Il dissenso degli insegnanti nei confronti del DDL Scuola potrebbe ricadere su un’altra categoria di lavoratori, gli editori dei libri di testo.
Alcuni collegi docenti hanno deliberato di non modificare i testi adottati negli scorsi anni scolastici o hanno votato contro le nuove adozioni, come azione di protesta nei confronti della riforma sulla scuola in queste settimane al vaglio del Parlamento.
Con una nota diffusa a mezzo stampa, l’AIE (Associazione Italiana Editori) lamenta il blocco dei libri di testo che in questi giorni sta caratterizzando i collegi docenti di molte scuole italiane. Una forma di protesta legittima, secondo l’associazione, ma che colpisce i soggetti sbagliati.
Protesta “singolare”, secondo l’AIE, poiché il costo viene scaricato “sulle spalle di aziende e operatori del settore che altra colpa non hanno se non quella di prestare un servizio di informazione e aggiornamento alle scuole e alla classe docente, nel contesto di una corretta prestazione sinallagmatica. E’ ulteriormente singolare, inoltre, che il costo di questa manifestazione di dissenso finisca per ricadere su soggetti strumentalmente trasformati in impropria controparte, ma che rispetto alle richieste di modifica o di ritiro del ddl in oggetto non hanno alcun potere di intervento”.
Infine, il comunicato chiede al Ministero di intervenire perché la mancata adozione dei libri di testo è un atto amministrativo dovuto da parte dei docenti.
ANARPE, Associazione Nazionale Agenti Rappresentanti e Promotori Editoriali, si unisce ad AIE, Associazione Italiana Editori, per manifestare il proprio sconcerto di fronte alla decisione di alcuni insegnanti di bloccare la scelta dei testi per il prossimo anno scolastico in segno di protesta contro la riforma della scuola approvata alla Camera e in discussione al Senato nelle prossime settimane.
“Questa soluzione – ha detto il Presidente di Anarpe Alessandro Carta – non avrà alcun effetto nei confronti della Riforma della Scuola, ma andrà unicamente ad incidere sulla filiera editoriale già profondamente in crisi”.
Anarpe, nella figura del Presidente Alessandro Carta, manifesta il proprio sgomento di fronte alla decisione presa da alcuni insegnanti di bloccare le adozioni per il prossimo anno scolastico in segno di protesta contro la Riforma della Scuola approvata alla Camera ed in discussione al Senato in questi giorni. Anarpe conferma quindi il profondo disagio – già segnalato in questi giorni da Aie – Associazione Italiana Editori – della filiera intera. Il presidente Aie Giorgio Palumbo aveva infatti segnalato con una nota alla stampa che tale protesta in realtà avrebbe danneggiato solo le aziende e gli operatori del settore che “altra colpa non hanno se non quella di prestare un servizio di informazione e aggiornamento alle scuole e alla classe docente”.

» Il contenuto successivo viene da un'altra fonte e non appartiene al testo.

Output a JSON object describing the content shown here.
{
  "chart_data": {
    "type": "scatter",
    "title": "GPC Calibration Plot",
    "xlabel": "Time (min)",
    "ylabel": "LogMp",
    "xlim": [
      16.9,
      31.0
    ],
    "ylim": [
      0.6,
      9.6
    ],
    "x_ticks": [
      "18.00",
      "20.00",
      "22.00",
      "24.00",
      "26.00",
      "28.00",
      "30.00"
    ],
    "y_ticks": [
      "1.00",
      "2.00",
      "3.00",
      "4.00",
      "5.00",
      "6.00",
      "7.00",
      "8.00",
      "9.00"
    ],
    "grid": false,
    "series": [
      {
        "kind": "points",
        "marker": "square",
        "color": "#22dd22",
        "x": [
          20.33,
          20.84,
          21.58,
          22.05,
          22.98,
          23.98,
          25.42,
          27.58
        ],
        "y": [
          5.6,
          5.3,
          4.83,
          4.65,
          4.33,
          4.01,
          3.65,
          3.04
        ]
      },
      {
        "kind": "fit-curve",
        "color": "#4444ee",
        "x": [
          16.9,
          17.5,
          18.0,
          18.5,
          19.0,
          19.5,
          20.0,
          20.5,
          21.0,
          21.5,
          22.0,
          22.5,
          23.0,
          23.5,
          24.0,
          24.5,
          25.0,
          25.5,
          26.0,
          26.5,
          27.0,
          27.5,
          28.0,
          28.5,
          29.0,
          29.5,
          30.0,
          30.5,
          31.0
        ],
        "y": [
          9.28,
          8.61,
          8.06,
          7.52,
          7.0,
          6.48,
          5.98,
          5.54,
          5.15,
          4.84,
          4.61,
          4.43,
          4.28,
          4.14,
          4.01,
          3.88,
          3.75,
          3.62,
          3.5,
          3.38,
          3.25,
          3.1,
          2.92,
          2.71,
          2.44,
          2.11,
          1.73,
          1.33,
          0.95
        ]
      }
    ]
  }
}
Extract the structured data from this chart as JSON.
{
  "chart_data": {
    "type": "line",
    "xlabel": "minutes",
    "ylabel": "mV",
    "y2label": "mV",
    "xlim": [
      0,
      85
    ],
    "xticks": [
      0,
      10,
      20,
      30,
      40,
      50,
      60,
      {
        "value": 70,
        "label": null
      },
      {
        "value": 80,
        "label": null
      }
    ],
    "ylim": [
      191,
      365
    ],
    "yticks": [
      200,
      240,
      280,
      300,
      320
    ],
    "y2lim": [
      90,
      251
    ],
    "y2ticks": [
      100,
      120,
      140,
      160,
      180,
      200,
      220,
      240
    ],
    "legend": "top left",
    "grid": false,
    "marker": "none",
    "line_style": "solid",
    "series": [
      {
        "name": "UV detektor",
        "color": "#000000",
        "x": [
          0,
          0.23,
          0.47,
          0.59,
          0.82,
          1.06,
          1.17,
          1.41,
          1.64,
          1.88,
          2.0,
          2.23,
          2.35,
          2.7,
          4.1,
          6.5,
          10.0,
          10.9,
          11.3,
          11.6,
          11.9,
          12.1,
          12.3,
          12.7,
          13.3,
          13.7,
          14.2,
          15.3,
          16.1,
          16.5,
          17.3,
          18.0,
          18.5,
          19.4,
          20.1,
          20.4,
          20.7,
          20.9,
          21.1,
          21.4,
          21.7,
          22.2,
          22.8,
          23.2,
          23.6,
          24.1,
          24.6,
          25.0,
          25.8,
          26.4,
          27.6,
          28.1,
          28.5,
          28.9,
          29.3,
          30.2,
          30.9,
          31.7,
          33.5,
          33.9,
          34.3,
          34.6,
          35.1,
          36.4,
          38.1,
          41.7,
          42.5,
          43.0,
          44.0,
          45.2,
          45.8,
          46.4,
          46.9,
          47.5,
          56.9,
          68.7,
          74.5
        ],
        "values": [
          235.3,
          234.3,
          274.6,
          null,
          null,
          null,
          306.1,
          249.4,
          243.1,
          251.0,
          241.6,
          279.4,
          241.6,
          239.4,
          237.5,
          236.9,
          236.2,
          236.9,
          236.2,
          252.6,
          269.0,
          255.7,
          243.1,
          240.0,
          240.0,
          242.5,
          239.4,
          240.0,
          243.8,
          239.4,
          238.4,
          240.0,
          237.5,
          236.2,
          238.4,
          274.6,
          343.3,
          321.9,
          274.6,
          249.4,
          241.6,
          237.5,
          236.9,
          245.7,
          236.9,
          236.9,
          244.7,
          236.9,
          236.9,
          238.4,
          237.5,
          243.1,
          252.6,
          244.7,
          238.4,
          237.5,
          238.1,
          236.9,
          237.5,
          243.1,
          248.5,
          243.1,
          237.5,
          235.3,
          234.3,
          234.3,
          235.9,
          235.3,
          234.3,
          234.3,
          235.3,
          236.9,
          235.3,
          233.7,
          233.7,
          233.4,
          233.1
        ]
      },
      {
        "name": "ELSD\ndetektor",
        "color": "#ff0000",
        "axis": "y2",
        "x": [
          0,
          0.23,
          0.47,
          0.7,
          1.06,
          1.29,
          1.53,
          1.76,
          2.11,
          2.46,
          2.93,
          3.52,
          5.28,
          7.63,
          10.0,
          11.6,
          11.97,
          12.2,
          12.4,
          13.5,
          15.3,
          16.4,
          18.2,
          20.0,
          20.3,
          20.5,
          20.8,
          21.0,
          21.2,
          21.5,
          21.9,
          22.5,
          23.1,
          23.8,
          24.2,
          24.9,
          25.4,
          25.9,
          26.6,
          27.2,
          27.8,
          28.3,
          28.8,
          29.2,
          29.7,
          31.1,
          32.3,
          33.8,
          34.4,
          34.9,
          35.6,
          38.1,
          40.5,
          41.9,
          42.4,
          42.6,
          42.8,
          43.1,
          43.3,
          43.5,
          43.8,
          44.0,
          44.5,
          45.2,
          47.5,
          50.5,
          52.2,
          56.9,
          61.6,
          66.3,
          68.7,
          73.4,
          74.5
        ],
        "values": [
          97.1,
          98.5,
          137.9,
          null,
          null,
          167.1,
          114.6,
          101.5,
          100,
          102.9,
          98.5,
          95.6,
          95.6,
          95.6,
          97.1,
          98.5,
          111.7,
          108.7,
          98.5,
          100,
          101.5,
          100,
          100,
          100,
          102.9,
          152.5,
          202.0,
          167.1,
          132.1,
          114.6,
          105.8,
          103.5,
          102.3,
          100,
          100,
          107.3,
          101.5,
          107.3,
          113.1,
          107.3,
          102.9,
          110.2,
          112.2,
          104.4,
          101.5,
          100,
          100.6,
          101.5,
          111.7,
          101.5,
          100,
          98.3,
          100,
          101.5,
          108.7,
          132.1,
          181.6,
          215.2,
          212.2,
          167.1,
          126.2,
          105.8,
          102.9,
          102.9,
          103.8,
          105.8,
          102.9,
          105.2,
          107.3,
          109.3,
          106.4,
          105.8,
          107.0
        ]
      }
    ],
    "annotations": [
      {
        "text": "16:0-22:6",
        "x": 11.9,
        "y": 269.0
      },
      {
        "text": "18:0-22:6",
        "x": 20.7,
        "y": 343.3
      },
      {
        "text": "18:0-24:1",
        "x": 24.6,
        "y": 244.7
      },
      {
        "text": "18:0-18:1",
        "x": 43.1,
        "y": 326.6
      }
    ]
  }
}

Dello stesso avviso il Presidente Alessandro Carta: “Noi promotori e consulenti degli editori – ha dichiarato – abbiamo la funzione di illustrare progetti editoriali, organizzare incontri di formazione e aggiornamento, il tutto finalizzato ad addivenire alla migliore scelta didattica. Con questa protesta messa in atto da alcuni insegnanti ci troviamo a veder vanificati tutti gli sforzi e gli impegni da sempre sostenuti, nonché ci troviamo costretti ad assumerci i costi affrontati per la campagna delle adozioni che nessuno ci rimborserà mai”.

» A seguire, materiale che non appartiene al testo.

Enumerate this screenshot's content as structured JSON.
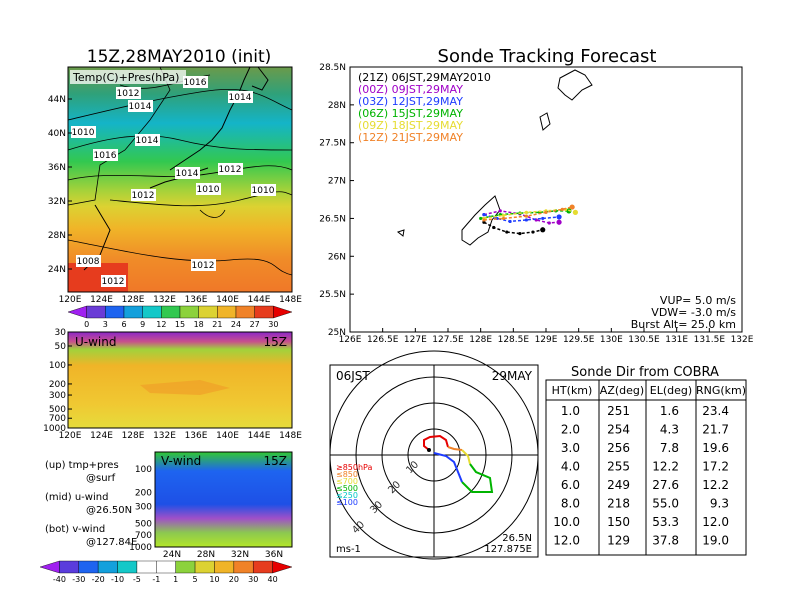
{
  "left": {
    "title": "15Z,28MAY2010 (init)",
    "map_label": "Temp(C)+Pres(hPa)",
    "lon_ticks": [
      "120E",
      "124E",
      "128E",
      "132E",
      "136E",
      "140E",
      "144E",
      "148E"
    ],
    "lat_ticks": [
      "44N",
      "40N",
      "36N",
      "32N",
      "28N",
      "24N"
    ],
    "isobars": [
      "1012",
      "1014",
      "1016",
      "1014",
      "1010",
      "1014",
      "1016",
      "1014",
      "1012",
      "1010",
      "1010",
      "1012",
      "1008",
      "1012",
      "1012"
    ],
    "temp_colorbar": [
      "0",
      "3",
      "6",
      "9",
      "12",
      "15",
      "18",
      "21",
      "24",
      "27",
      "30"
    ],
    "u_title": "U-wind",
    "u_time": "15Z",
    "u_lon_ticks": [
      "120E",
      "124E",
      "128E",
      "132E",
      "136E",
      "140E",
      "144E",
      "148E"
    ],
    "p_ticks": [
      "30",
      "50",
      "100",
      "200",
      "300",
      "500",
      "700",
      "1000"
    ],
    "v_title": "V-wind",
    "v_time": "15Z",
    "v_lat_ticks": [
      "24N",
      "28N",
      "32N",
      "36N"
    ],
    "v_p_ticks": [
      "100",
      "200",
      "300",
      "500",
      "700",
      "1000"
    ],
    "wind_colorbar": [
      "-40",
      "-30",
      "-20",
      "-10",
      "-5",
      "-1",
      "1",
      "5",
      "10",
      "20",
      "30",
      "40"
    ],
    "legend": {
      "l1a": "(up) tmp+pres",
      "l1b": "@surf",
      "l2a": "(mid) u-wind",
      "l2b": "@26.50N",
      "l3a": "(bot) v-wind",
      "l3b": "@127.84E"
    }
  },
  "forecast": {
    "title": "Sonde Tracking Forecast",
    "lat_ticks": [
      "28.5N",
      "28N",
      "27.5N",
      "27N",
      "26.5N",
      "26N",
      "25.5N",
      "25N"
    ],
    "lon_ticks": [
      "126E",
      "126.5E",
      "127E",
      "127.5E",
      "128E",
      "128.5E",
      "129E",
      "129.5E",
      "130E",
      "130.5E",
      "131E",
      "131.5E",
      "132E"
    ],
    "legend": [
      {
        "label": "(21Z)  06JST,29MAY2010",
        "color": "#000000"
      },
      {
        "label": "(00Z)  09JST,29MAY",
        "color": "#a000c8"
      },
      {
        "label": "(03Z)  12JST,29MAY",
        "color": "#1e3cff"
      },
      {
        "label": "(06Z)  15JST,29MAY",
        "color": "#00b400"
      },
      {
        "label": "(09Z)  18JST,29MAY",
        "color": "#e6dc32"
      },
      {
        "label": "(12Z)  21JST,29MAY",
        "color": "#f08228"
      }
    ],
    "vup": "VUP=  5.0  m/s",
    "vdw": "VDW= -3.0  m/s",
    "burst": "Burst Alt=  25.0  km",
    "chart_data": {
      "type": "line",
      "xlim": [
        126,
        132
      ],
      "ylim": [
        25,
        28.5
      ],
      "series": [
        {
          "color": "#000000",
          "x": [
            128.05,
            128.2,
            128.4,
            128.6,
            128.8,
            128.95
          ],
          "y": [
            26.45,
            26.38,
            26.32,
            26.3,
            26.32,
            26.35
          ]
        },
        {
          "color": "#a000c8",
          "x": [
            128.05,
            128.3,
            128.6,
            128.85,
            129.05,
            129.2
          ],
          "y": [
            26.55,
            26.6,
            26.56,
            26.48,
            26.44,
            26.45
          ]
        },
        {
          "color": "#1e3cff",
          "x": [
            128.05,
            128.25,
            128.45,
            128.7,
            128.95,
            129.2
          ],
          "y": [
            26.55,
            26.5,
            26.46,
            26.48,
            26.5,
            26.52
          ]
        },
        {
          "color": "#00b400",
          "x": [
            128.0,
            128.3,
            128.6,
            128.9,
            129.15,
            129.35
          ],
          "y": [
            26.5,
            26.55,
            26.57,
            26.58,
            26.6,
            26.6
          ]
        },
        {
          "color": "#e6dc32",
          "x": [
            128.05,
            128.35,
            128.7,
            129.0,
            129.3,
            129.45
          ],
          "y": [
            26.5,
            26.54,
            26.58,
            26.6,
            26.62,
            26.58
          ]
        },
        {
          "color": "#f08228",
          "x": [
            128.05,
            128.35,
            128.7,
            129.0,
            129.25,
            129.4
          ],
          "y": [
            26.48,
            26.5,
            26.53,
            26.58,
            26.62,
            26.65
          ]
        }
      ]
    }
  },
  "polar": {
    "left_label": "06JST",
    "right_label": "29MAY",
    "ring_labels": [
      "10",
      "20",
      "30",
      "40"
    ],
    "levels": [
      {
        "label": "≥850hPa",
        "color": "#e60000"
      },
      {
        "label": "≤850",
        "color": "#f08228"
      },
      {
        "label": "≤700",
        "color": "#e6dc32"
      },
      {
        "label": "≤500",
        "color": "#00b400"
      },
      {
        "label": "≤250",
        "color": "#00c8c8"
      },
      {
        "label": "≤100",
        "color": "#1e3cff"
      }
    ],
    "unit": "ms-1",
    "lat": "26.5N",
    "lon": "127.875E"
  },
  "table": {
    "title": "Sonde Dir from COBRA",
    "headers": [
      "HT(km)",
      "AZ(deg)",
      "EL(deg)",
      "RNG(km)"
    ],
    "rows": [
      [
        "1.0",
        "251",
        "1.6",
        "23.4"
      ],
      [
        "2.0",
        "254",
        "4.3",
        "21.7"
      ],
      [
        "3.0",
        "256",
        "7.8",
        "19.6"
      ],
      [
        "4.0",
        "255",
        "12.2",
        "17.2"
      ],
      [
        "6.0",
        "249",
        "27.6",
        "12.2"
      ],
      [
        "8.0",
        "218",
        "55.0",
        "9.3"
      ],
      [
        "10.0",
        "150",
        "53.3",
        "12.0"
      ],
      [
        "12.0",
        "129",
        "37.8",
        "19.0"
      ]
    ]
  }
}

La Legge prevede infatti che siano i docenti a scegliere il libro di testo da adottare per il prossimo anno scolastico: la prassi prevede che una volta definiti i titoli sia l’organo collegiale che rappresenta i professori della scuola ad approvare l’adozione. Tale passaggio burocratico avviene proprio nel mese di maggio.

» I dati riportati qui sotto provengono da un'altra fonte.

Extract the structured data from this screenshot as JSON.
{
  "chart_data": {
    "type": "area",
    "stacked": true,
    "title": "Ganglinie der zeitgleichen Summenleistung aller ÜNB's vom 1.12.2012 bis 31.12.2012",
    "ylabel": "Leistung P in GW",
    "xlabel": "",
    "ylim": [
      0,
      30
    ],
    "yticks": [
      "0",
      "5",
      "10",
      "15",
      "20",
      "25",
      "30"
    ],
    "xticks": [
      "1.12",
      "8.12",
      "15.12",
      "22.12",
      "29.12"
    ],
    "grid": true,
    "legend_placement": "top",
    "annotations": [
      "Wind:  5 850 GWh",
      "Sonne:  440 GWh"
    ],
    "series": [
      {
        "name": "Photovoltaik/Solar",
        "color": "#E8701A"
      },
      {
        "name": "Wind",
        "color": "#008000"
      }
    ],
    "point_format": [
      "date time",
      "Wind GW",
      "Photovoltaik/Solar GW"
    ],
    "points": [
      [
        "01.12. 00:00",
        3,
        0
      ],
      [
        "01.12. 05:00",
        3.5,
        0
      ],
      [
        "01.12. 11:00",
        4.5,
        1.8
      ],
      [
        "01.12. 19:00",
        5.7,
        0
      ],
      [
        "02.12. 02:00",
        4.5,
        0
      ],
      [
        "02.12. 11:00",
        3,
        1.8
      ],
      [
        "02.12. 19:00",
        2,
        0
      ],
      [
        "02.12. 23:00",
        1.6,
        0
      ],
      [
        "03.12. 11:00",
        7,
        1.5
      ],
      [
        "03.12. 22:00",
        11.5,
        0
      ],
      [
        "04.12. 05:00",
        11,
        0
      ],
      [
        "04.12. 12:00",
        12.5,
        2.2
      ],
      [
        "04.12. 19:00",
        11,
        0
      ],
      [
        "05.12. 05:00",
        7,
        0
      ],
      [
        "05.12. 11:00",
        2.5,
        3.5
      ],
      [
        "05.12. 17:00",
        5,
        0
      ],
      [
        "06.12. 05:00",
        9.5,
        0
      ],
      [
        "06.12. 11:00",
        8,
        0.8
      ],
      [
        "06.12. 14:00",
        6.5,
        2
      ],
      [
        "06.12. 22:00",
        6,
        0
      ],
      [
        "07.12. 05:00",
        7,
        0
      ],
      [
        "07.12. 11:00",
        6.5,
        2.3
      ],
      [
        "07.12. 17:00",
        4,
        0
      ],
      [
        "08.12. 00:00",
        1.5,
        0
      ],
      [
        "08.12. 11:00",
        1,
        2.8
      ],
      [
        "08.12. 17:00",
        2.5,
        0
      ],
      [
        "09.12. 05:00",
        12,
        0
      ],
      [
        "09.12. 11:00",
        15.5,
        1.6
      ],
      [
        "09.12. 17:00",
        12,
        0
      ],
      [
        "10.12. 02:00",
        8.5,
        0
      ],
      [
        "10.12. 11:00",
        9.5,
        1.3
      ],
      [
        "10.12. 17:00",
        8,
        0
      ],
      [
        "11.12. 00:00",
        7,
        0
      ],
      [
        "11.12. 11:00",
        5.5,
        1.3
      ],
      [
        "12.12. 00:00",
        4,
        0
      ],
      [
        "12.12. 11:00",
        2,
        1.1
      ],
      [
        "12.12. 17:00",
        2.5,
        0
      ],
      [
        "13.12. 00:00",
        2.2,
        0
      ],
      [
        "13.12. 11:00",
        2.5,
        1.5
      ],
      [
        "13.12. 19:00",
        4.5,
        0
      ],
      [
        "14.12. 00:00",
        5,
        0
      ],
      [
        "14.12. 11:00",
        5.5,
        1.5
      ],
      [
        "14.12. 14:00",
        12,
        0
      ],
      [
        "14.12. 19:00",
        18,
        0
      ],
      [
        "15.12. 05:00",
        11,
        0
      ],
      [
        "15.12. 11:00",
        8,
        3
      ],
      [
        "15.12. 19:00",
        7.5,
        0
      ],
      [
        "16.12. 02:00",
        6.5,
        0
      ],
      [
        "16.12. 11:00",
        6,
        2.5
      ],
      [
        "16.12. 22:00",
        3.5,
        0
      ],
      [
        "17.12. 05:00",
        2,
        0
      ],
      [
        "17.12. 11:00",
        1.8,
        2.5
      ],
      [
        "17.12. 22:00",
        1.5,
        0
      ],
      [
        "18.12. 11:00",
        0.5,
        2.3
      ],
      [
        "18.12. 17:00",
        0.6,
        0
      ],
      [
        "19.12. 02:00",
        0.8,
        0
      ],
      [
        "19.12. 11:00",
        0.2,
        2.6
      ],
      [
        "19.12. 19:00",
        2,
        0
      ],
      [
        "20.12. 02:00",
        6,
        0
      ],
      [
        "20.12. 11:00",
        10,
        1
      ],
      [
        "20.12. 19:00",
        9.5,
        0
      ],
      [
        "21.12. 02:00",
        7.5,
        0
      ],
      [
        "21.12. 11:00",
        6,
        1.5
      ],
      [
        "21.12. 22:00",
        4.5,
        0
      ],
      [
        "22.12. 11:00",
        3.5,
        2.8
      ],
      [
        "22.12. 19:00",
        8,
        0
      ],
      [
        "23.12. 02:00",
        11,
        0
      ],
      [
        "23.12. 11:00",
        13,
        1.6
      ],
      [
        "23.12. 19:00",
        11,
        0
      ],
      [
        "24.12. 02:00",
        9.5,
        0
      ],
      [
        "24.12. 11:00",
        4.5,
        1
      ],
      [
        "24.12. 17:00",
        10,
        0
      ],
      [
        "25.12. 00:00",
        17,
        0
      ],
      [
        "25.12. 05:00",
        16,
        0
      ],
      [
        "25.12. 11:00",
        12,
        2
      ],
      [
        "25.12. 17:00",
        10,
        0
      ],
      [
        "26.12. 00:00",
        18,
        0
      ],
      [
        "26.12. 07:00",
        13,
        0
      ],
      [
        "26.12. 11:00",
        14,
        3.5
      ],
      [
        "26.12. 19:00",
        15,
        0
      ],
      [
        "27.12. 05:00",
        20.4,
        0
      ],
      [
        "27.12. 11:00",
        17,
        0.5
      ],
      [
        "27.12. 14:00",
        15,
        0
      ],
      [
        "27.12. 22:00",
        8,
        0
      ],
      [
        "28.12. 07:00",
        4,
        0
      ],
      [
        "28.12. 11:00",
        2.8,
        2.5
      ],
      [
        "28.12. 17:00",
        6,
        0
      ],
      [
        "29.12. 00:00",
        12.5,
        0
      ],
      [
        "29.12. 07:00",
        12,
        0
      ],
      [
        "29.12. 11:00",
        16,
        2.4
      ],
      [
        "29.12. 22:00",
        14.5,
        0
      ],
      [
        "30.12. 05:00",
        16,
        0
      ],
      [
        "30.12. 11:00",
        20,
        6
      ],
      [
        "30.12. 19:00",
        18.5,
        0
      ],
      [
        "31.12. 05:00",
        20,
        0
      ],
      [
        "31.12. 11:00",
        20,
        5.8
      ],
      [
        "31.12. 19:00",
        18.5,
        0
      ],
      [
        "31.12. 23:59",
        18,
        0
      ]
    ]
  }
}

“Appoggiamo le finalità della protesta, ossia di contestazione alla riforma – ha detto Carta – ma in maniera assoluta dissentiamo dalle modalità con cui è stata attuata. Se si vuole manifestare contro qualcuno, in questo caso il Governo, non è utile e oltremodo coerente porre in essere proteste che danneggiano unicamente soggetti terzi. Stigmatizziamo quindi questa forma di lotta che non fa altro che peggiorare la situazione di un settore già profondamente in crisi. Chi protesta dimentica inoltre ipocritamente che dietro quelle aziende che stanno danneggiando ci sono persone che lavorano e famiglie che traggono un reddito da quel lavoro, quelle stesse famiglie che a parole i contestatori dichiarano di voler tutelare. Si dimentica altresì che tali aziende contribuiscono a tenere alto il livello di cultura di questo Paese”.